Maccabi Ironi Kiryat Malakhi
- Full name: Maccabi Ironi Kiryat Malakhi Football Club מכבי עירוני קרית מלאכי
- Founded: 1962
- Ground: Nino Stadium, Kiryat Malakhi
- Capacity: 1,000
- Chairman: Rafi Azulay
- Manager: Rafi Baruch
- League: Liga Alef South
- 2024–25: Liga Alef South, 12th of 16
| Home colours | Away colours |

= Maccabi Kiryat Malakhi F.C. =

Israeli football club

Maccabi Ironi Kiryat Malakhi (מכבי עירוני קרית מלאכי) is an Israeli football club based in Kiryat Malakhi. They are currently in Liga Bet South B division.

==History==
The club was founded in 1962, and played in most of their football seasons in Liga Gimel, the lowest tier of Israeli football.

In the 1993–94 season, the club was promoted to Liga Bet for the first time in their history, after 33 years in Liga Gimel. However, their spell in Liga Bet lasted one season, and they were relegated back to Liga Gimel in the following season.

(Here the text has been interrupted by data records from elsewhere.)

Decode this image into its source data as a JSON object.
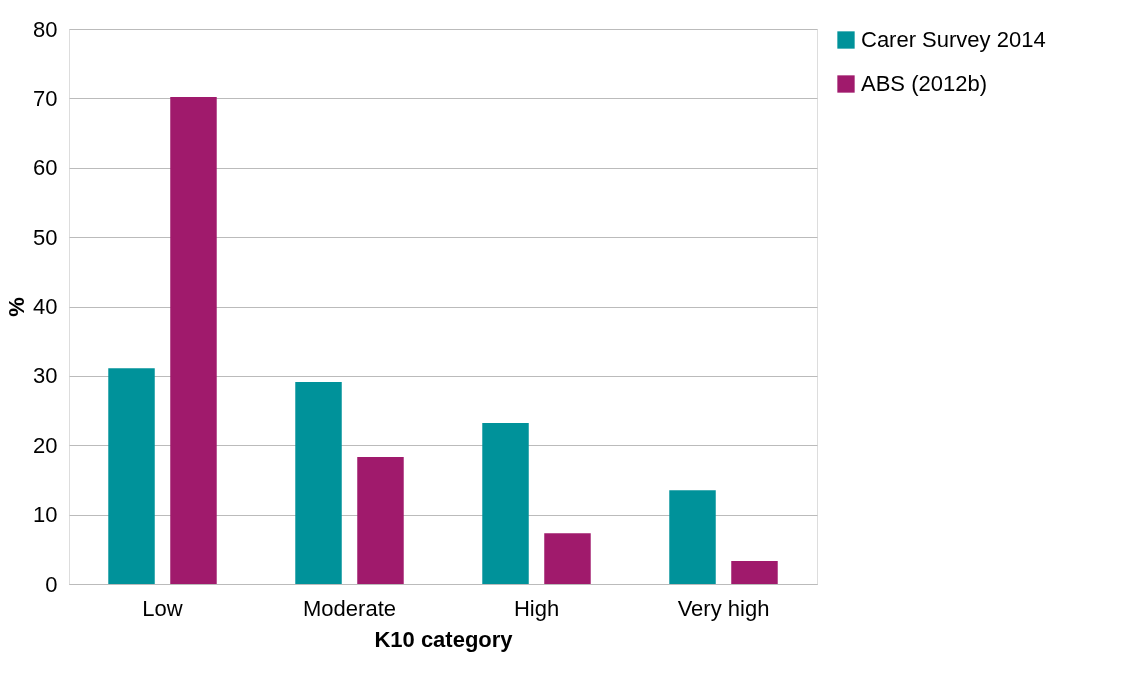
{
  "chart_data": {
    "type": "bar",
    "xlabel": "K10 category",
    "ylabel": "%",
    "categories": [
      "Low",
      "Moderate",
      "High",
      "Very high"
    ],
    "series": [
      {
        "name": "Carer Survey 2014",
        "color": "#00929a",
        "values": [
          31.1,
          29.1,
          23.2,
          13.5
        ]
      },
      {
        "name": "ABS (2012b)",
        "color": "#a01a6c",
        "values": [
          70.2,
          18.3,
          7.3,
          3.3
        ]
      }
    ],
    "ylim": [
      0,
      80
    ],
    "yticks": [
      0,
      10,
      20,
      30,
      40,
      50,
      60,
      70,
      80
    ],
    "grid": "y",
    "legend": "right"
  }
}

In 1999, Hapoel Kiryat Malakhi, which have played in Liga Alef, dissolved after major financial problems, and Maccabi remained the only football club in Kiryat Malakhi.

In the 2002–03 season, the club was promoted to Liga Bet for the second time, after they won their regional division of Liga Gimel with a perfect record of 20 wins, without any draw or lose, scoring 110 goals and conceding 11. After three seasons in Liga Bet South B division, the club finished the 2005–06 season in the third place, and were eventually promoted to Liga Alef, after one spot was vacated in the south division, following the merger of Beitar Kiryat Gat and Maccabi Kiryat Gat.

In Liga Alef South division, the highest placing of the club was runners-up finish in the 2010–11 season, and qualification with the home advantage to the promotion play-offs, where they beat Hapoel Kfar Shalem 2–0 in the first round, and were eliminated in the second round after they lost 1–3 to Maccabi Kabilio Jaffa.

Prior to the 2014–15 season, Maccabi were deducted nine points for entering administration. The club did not recover, as at the end of the season, they were relegated to Liga Bet, following a bottom place finish.